Green mobility is spreading to the seas and skies

Electric cars are now a familiar sight on roads, but what about the seas and the skies? Today, transport modes that once seemed out of reach for electric and hybrid technologies are now showing surprising potential for green mobility, offering hope that transport’s environmental impact can be brought down dramatically.

It was at the Paris Air Show in June that an Israeli aircraft manufacturer Eviation unveiled Alice, which it describes as the world’s first fully-electric commercial airplane. Alice, which can seat up to nine passengers, is all-composite airplane, powered by a 980kWh lithium-ion battery, which can enable flight for 1,000km at 440km/hour on a single charge.

Alice is just one of a number of electric aircraft that could drastically cut aviation pollution, which accounts for 2% of the world’s carbon dioxide emissions. Consultancy Roland Berger estimates that there are 170 electric aircraft in development around the world, up by 50% since April 2018.

Electric Plane Revolution

It may be too early to talk of a complete electric plane revolution, mainly because the batteries are still too heavy for long-haul flights. But there are opportunities in the short-haul market.

Investment bank UBS predicts the aviation sector will quickly switch to hybrid and electric aircraft for regional travel, with an eventual demand for 550 hybrid airliners each year between 2028 and 2040. With two billion air tickets sold each year for flights of under 800km, the business potential for small electric passenger aircraft is clear.

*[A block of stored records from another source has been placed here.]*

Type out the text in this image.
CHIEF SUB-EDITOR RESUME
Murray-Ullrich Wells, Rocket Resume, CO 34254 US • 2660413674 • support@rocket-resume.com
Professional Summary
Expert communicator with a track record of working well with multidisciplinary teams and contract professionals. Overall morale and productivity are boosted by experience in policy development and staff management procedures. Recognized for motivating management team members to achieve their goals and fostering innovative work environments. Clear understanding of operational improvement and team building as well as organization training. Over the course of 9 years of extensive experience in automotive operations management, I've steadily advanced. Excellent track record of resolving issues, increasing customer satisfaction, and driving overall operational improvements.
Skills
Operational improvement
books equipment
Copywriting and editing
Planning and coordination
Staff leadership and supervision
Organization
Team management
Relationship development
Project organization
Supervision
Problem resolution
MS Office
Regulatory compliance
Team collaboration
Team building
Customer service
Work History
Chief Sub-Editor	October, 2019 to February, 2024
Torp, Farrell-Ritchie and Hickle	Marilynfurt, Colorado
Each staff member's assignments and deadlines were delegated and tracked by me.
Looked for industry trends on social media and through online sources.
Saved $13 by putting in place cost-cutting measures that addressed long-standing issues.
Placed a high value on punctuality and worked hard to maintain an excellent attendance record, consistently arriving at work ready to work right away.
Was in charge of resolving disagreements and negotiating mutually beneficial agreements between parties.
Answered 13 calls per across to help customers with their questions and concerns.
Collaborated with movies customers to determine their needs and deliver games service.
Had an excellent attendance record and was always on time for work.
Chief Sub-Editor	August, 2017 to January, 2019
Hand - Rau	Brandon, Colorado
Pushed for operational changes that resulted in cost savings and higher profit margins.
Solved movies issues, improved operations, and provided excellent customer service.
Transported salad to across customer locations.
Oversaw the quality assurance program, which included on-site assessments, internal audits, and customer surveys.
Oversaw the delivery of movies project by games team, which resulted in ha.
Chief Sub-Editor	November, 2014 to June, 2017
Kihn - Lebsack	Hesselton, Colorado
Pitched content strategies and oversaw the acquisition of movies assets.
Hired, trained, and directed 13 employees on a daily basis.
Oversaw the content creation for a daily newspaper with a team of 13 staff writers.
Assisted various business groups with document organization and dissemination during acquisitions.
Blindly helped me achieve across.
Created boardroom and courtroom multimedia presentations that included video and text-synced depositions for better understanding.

Crucially, electricity is much cheaper than conventional fuel – for a 200km flight, it could just 2.5% of the cost of conventional fuel.

Rolls-Royce, Airbus and Siemens are working on the E-Fan X programme, which will have a two megawatt (2MW) electric motor mounted on a BAE 146 jet. Airbus has its own ‘electric vertical take-off and landing’ (eVtol) aircraft in development, while the concept has also attracted the attention of ride-hailing app Uber. Lilium, a proposed German vertical take-off and landing electrically-powered airplane, embeds 36 jet engines into the wings, allowing those wing flaps to swivel and transition the jet mid-flight. And low-cost airline EasyJet is working with Wright Electric to develop an electric aircraft in its regular services by 2027.

Pioneers of the future

Some equally innovative activities are taking place on the seas. In June, the world’s first battery-powered hybrid cruise ship set sail from northern Norway to the Arctic on its maiden voyage.

The hybrid expedition cruise ship, the Roald Amundsen, can take 500 passengers and is designed to sail in harsh climate waters. While the engines run mainly on marine gasoil, the ship’s battery pack enables it to run solely on batteries for around 45 to 60 minutes under ideal conditions. The company estimates that the battery pack will reduce fuel consumption and save about 20% in carbon emissions.

Like with airplanes, battery technology for propelling ships is in its infancy, even on shorter routes, as few ports provide charging stations. Similarly, the pioneers say the future for batteries hinges on the development of lighter, more powerful systems.

At the same time, vehicle manufactures are investing heavily in electric technologies. Global automakers are planning a $300 billion surge in spending on electric vehicle technology over the next five to 10 years but have admitted that higher component costs and limited take-up in initial years will hit margins.

All these developments show that the electric revolution is real. The transformation to electric engines will be costly and will take time to generate profits. But it is happening on the roads, in the air and at sea.